Florida HB 1451 (2021), codified primarily as FS 559.955, broadly preempts most local government regulation of home-based businesses. Orlando cannot prohibit operation of a home-based business, require special licenses, or impose substantially greater restrictions than apply to similar residential activity. Home occupations must remain accessory to residential use, employees must be limited to occupants plus up to 2 non-residents, and external impacts must be limited.

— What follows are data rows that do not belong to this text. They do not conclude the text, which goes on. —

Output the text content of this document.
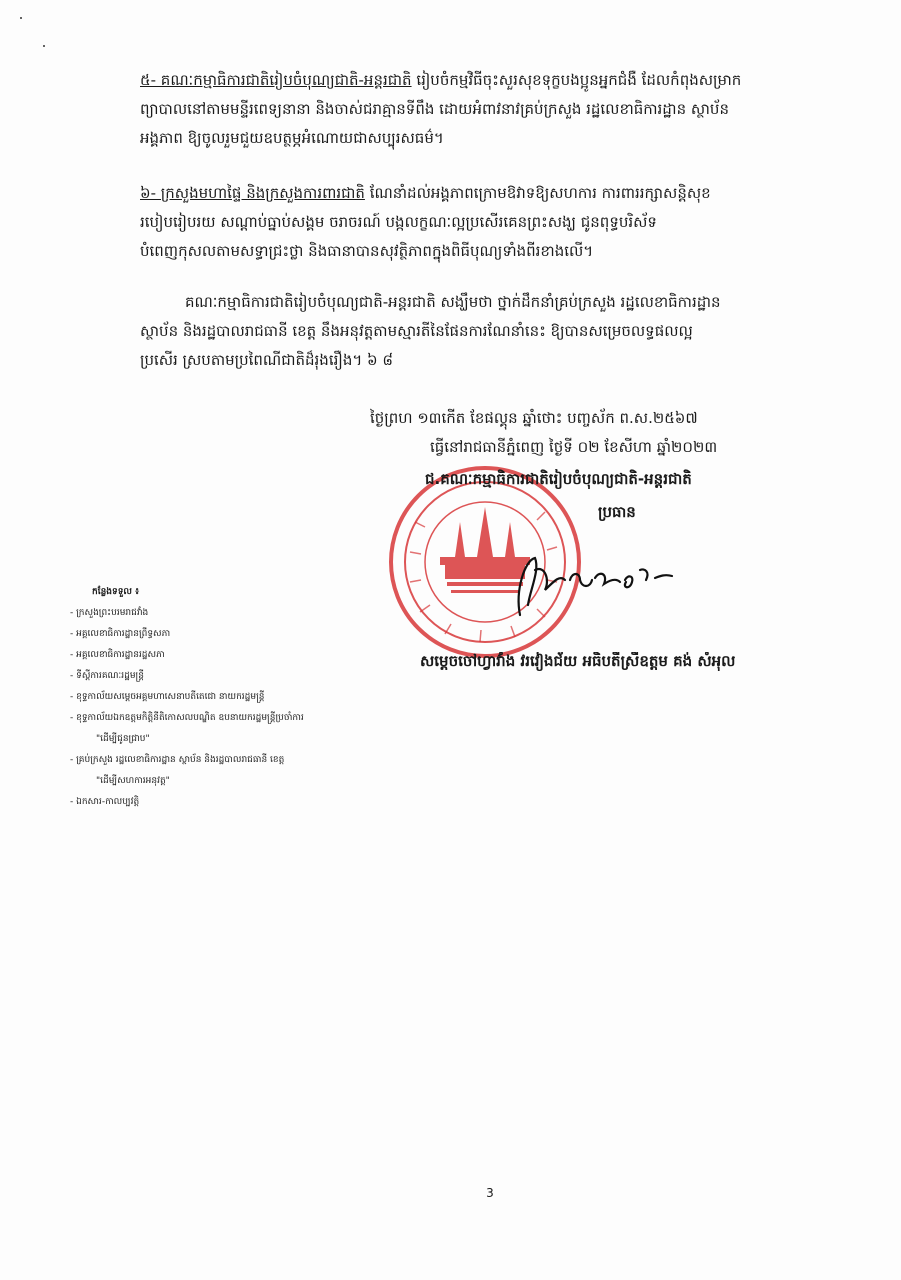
៥- គណៈកម្មាធិការជាតិរៀបចំបុណ្យជាតិ-អន្តរជាតិ រៀបចំកម្មវិធីចុះសួរសុខទុក្ខបងប្អូនអ្នកជំងឺ ដែលកំពុងសម្រាក
ព្យាបាលនៅតាមមន្ទីរពេទ្យនានា និងចាស់ជរាគ្មានទីពឹង ដោយអំពាវនាវគ្រប់ក្រសួង រដ្ឋលេខាធិការដ្ឋាន ស្ថាប័ន
អង្គភាព ឱ្យចូលរួមជួយឧបត្ថម្ភអំណោយជាសប្បុរសធម៌។
៦- ក្រសួងមហាផ្ទៃ និងក្រសួងការពារជាតិ ណែនាំដល់អង្គភាពក្រោមឱវាទឱ្យសហការ ការពាររក្សាសន្តិសុខ
របៀបរៀបរយ សណ្តាប់ធ្នាប់សង្គម ចរាចរណ៍ បង្កលក្ខណៈល្អប្រសើរគេនព្រះសង្ឃ ជូនពុទ្ធបរិស័ទ
បំពេញកុសលតាមសទ្ធាជ្រះថ្លា និងធានាបានសុវត្ថិភាពក្នុងពិធីបុណ្យទាំងពីរខាងលើ។
គណៈកម្មាធិការជាតិរៀបចំបុណ្យជាតិ-អន្តរជាតិ សង្ឃឹមថា ថ្នាក់ដឹកនាំគ្រប់ក្រសួង រដ្ឋលេខាធិការដ្ឋាន
ស្ថាប័ន និងរដ្ឋបាលរាជធានី ខេត្ត នឹងអនុវត្តតាមស្មារតីនៃផែនការណែនាំនេះ ឱ្យបានសម្រេចលទ្ធផលល្អ
ប្រសើរ ស្របតាមប្រពៃណីជាតិដ៏រុងរឿង។ ៦ ៨
ថ្ងៃព្រហ ១៣កើត ខែផល្គុន ឆ្នាំថោះ បញ្ចស័ក ព.ស.២៥៦៧
ធ្វើនៅរាជធានីភ្នំពេញ ថ្ងៃទី ០២ ខែសីហា ឆ្នាំ២០២៣
ជ.គណៈកម្មាធិការជាតិរៀបចំបុណ្យជាតិ-អន្តរជាតិ
ប្រធាន
សម្តេចចៅហ្វាវាំង វរវៀងជ័យ អធិបតីស្រីឧត្តម គង់ សំអុល
កន្លែងទទួល ៖
- ក្រសួងព្រះបរមរាជវាំង
- អគ្គលេខាធិការដ្ឋានព្រឹទ្ធសភា
- អគ្គលេខាធិការដ្ឋានរដ្ឋសភា
- ទីស្តីការគណៈរដ្ឋមន្ត្រី
- ខុទ្ទកាល័យសម្តេចអគ្គមហាសេនាបតីតេជោ នាយករដ្ឋមន្ត្រី
- ខុទ្ទកាល័យឯកឧត្តមកិត្តិនីតិកោសលបណ្ឌិត ឧបនាយករដ្ឋមន្ត្រីប្រចាំការ
"ដើម្បីជូនជ្រាប"
- គ្រប់ក្រសួង រដ្ឋលេខាធិការដ្ឋាន ស្ថាប័ន និងរដ្ឋបាលរាជធានី ខេត្ត
"ដើម្បីសហការអនុវត្ត"
- ឯកសារ-កាលប្បវត្តិ
3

FS 559.955 (Home-Based Businesses Act, HB 1451 of 2021) was a major Florida law reshaping local home occupation regulation. The act provides that local governments cannot prohibit, restrict, or regulate the operation of a home-based business in a manner more stringent than for similar residential activity, except for narrow exceptions. A home-based business is defined as one operated by a resident occupant where the business activity is secondary to the propertys use as a residence. The state requires that employees be limited to residents plus no more than 2 non-resident employees, parking and traffic must be similar to residential, exterior appearance must remain residential (no commercial signage), and noise/vibration/odor/heat/glare/smoke/dust must be no greater than residential. Orlando has updated Ch. 65 of its Land Development Code to comply. Truly heavy commercial uses (auto repair, manufacturing, kennels) remain prohibited.
Local code violation only allowed when business exceeds state-defined home-based parameters (e.g., excessive employees, commercial traffic, exterior change). Standard code enforcement penalties apply. State preemption defenses are strong if the city tries to over-regulate.